Wishing you peace and contentment this holiday season!

December 24, 2023

My dad has A-Fib and had the ablation done, which has kept him okay for the past year.  I worry about having it, too.

I love the quote at the end…especially that you can think yourself into a depression.  That is so true!!  Some days it’s very hard to keep only positive thoughts in your head but so worth the effort.

Merry Christmas to you friend.  I hope you have a nice day with good food and company.  I think Christmas is a really good time or a really sad time for a lot of people.  I hope you can keep the sadness away.

December 25, 2023

@happyathome Thank you!  I hope you’ve had a good Christmas!

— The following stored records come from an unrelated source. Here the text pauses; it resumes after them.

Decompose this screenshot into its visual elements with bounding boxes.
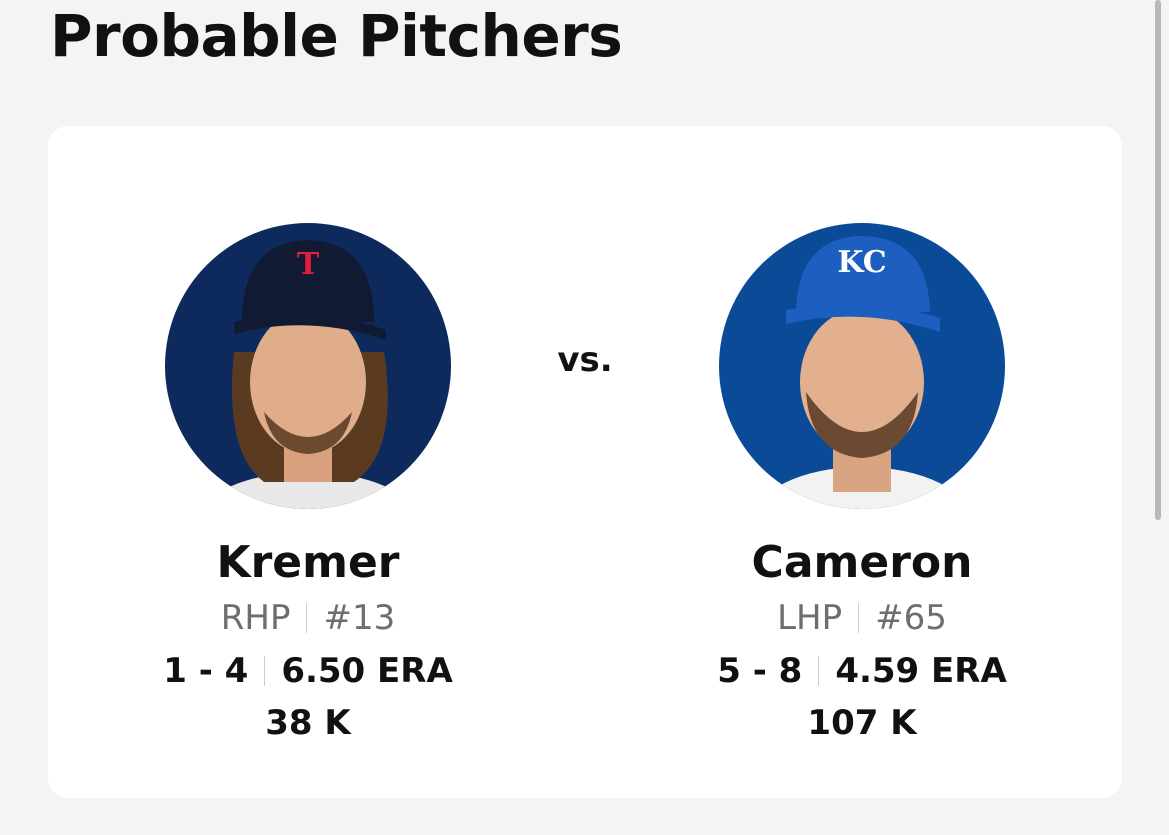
svg-text:T: T (297, 247, 320, 282)
pitcher-strikeouts: 38 K (265, 703, 351, 743)
pitcher-card[interactable]: KC Cameron LHP #65 5 - 8 4.59 ERA 107 K (652, 222, 1072, 746)
pitcher-number: #13 (323, 598, 396, 638)
pitcher-hand: LHP (777, 598, 843, 638)
pitcher-strikeouts: 107 K (807, 703, 917, 743)
pitcher-name: Cameron (751, 537, 973, 588)
pitcher-photo: T (165, 223, 451, 509)
pitcher-era: 4.59 ERA (835, 651, 1007, 691)
pitcher-name: Kremer (216, 537, 400, 588)
page-title: Probable Pitchers (50, 2, 623, 70)
matchup-card: T Kremer RHP #13 1 - 4 6.50 ERA 38 K vs. K… (48, 126, 1122, 798)
pitcher-record: 5 - 8 (717, 651, 803, 691)
pitcher-record: 1 - 4 (163, 651, 249, 691)
scrollbar[interactable] (1155, 0, 1161, 520)
vs-label: vs. (557, 340, 613, 380)
pitcher-photo: KC (719, 223, 1005, 509)
pitcher-era: 6.50 ERA (281, 651, 453, 691)
pitcher-number: #65 (875, 598, 947, 638)
pitcher-hand: RHP (220, 598, 291, 638)
svg-text:KC: KC (837, 245, 886, 280)
pitcher-card[interactable]: T Kremer RHP #13 1 - 4 6.50 ERA 38 K (98, 222, 518, 746)
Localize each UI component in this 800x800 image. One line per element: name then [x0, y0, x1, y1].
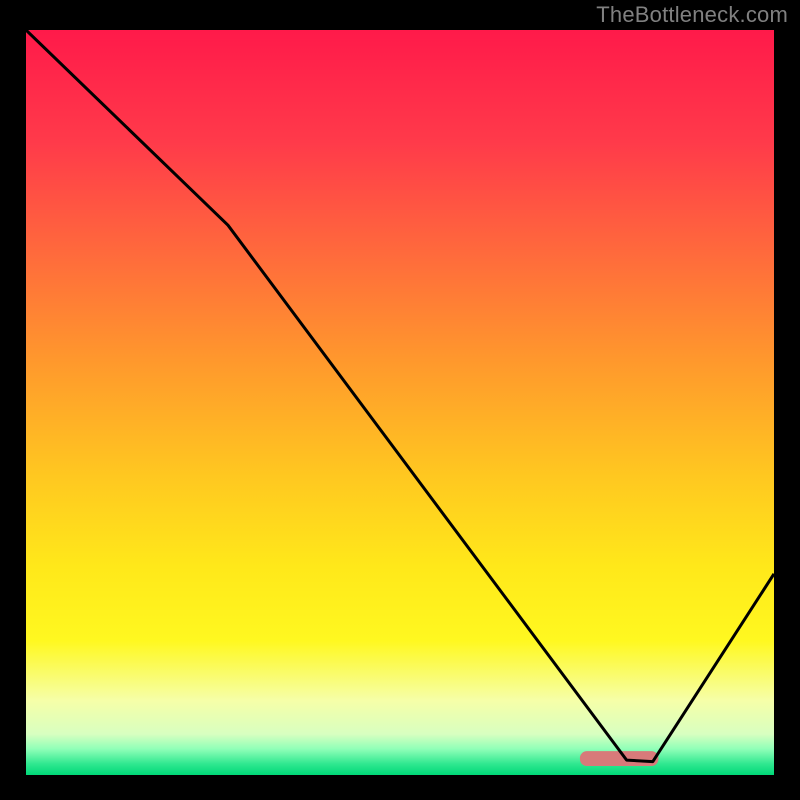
bottleneck-marker [580, 751, 659, 766]
chart-outer: TheBottleneck.com [0, 0, 800, 800]
gradient-bg [26, 30, 774, 775]
chart-svg [26, 30, 774, 775]
attribution-text: TheBottleneck.com [596, 2, 788, 28]
plot-area [26, 30, 774, 775]
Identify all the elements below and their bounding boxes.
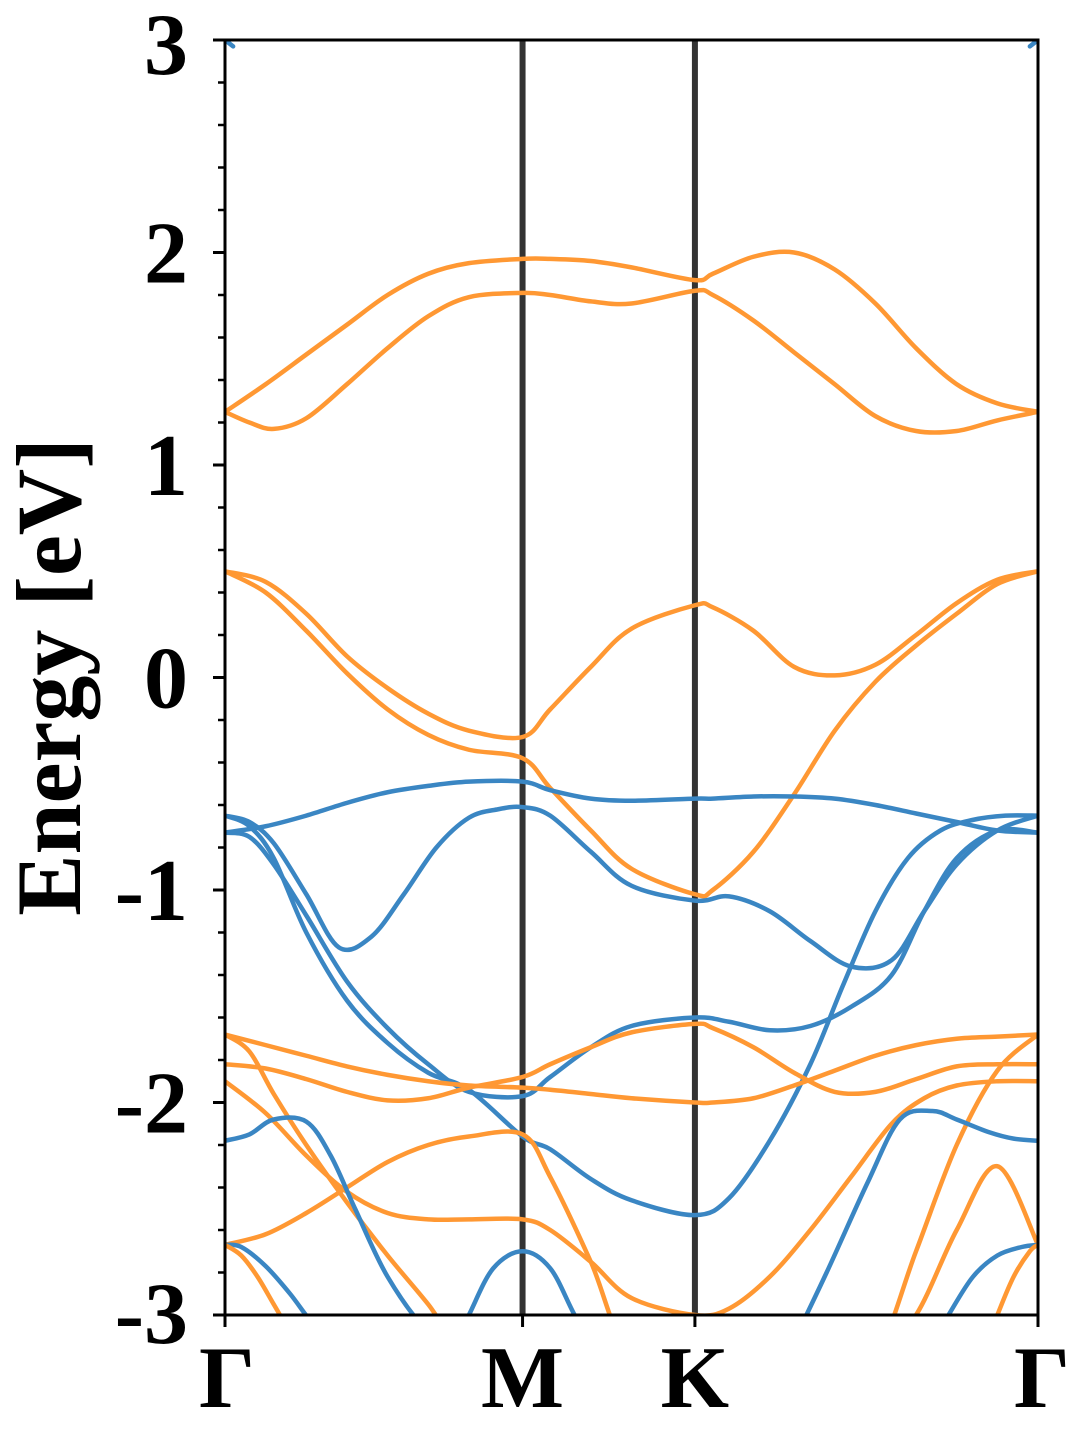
band-orange-3 <box>225 569 1038 899</box>
band-blue-4 <box>225 778 1038 835</box>
band-orange-2 <box>225 569 1038 741</box>
band-blue-5 <box>225 804 1038 971</box>
band-series-group <box>225 40 1038 1315</box>
band-orange-10 <box>225 1078 1038 1315</box>
x-tick-label-2: K <box>661 1330 729 1427</box>
band-orange-9 <box>225 1021 1038 1104</box>
x-tick-label-1: M <box>481 1330 564 1427</box>
band-orange-8 <box>225 1032 1038 1106</box>
y-tick-label-6: -3 <box>115 1266 188 1363</box>
x-tick-label-0: Γ <box>199 1330 255 1427</box>
band-orange-19 <box>994 1242 1038 1315</box>
band-blue-14 <box>803 1108 1038 1315</box>
band-blue-15 <box>225 1242 309 1315</box>
band-blue-7 <box>225 813 1038 1218</box>
y-tick-label-2: 1 <box>144 418 188 515</box>
band-orange-18 <box>225 1242 283 1315</box>
y-tick-label-1: 2 <box>144 206 188 303</box>
axis-ticks <box>213 38 1040 1327</box>
high-symmetry-lines <box>519 40 698 1315</box>
band-blue-6 <box>225 826 1038 1100</box>
band-orange-0 <box>225 249 1038 415</box>
x-tick-label-3: Γ <box>1014 1330 1070 1427</box>
band-blue-13 <box>225 1115 417 1315</box>
y-tick-label-4: -1 <box>115 843 188 940</box>
band-blue-16 <box>945 1242 1038 1315</box>
y-tick-label-0: 3 <box>144 0 188 94</box>
band-orange-1 <box>225 287 1038 435</box>
y-tick-label-5: -2 <box>115 1056 188 1153</box>
y-axis-title: Energy [eV] <box>0 438 100 916</box>
band-blue-17 <box>466 1249 578 1315</box>
plot-frame <box>223 38 1040 1317</box>
band-orange-11 <box>225 1032 1038 1315</box>
y-tick-label-3: 0 <box>144 631 188 728</box>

My Christmas was last night at my brothers where we had a huge dinner and opened presents.  That was a big emotional high, but today, alone on Christmas Day, was a real come down, but it’s like this every year.  I should be used to it by now.

January 6, 2024

@oswego I’m sorry you were alone on Christmas Day.  I know I would have a hard time with that.  I’m glad you had somewhere to go on Christmas Eve.  Happy New Year to you…I hope it’s a good one for you.

December 25, 2023

Wishing you peace and joy during the holidays. Big Hugs

December 25, 2023

@timita Thank you!  🙂 Wishing you happiness  and peace in the new year!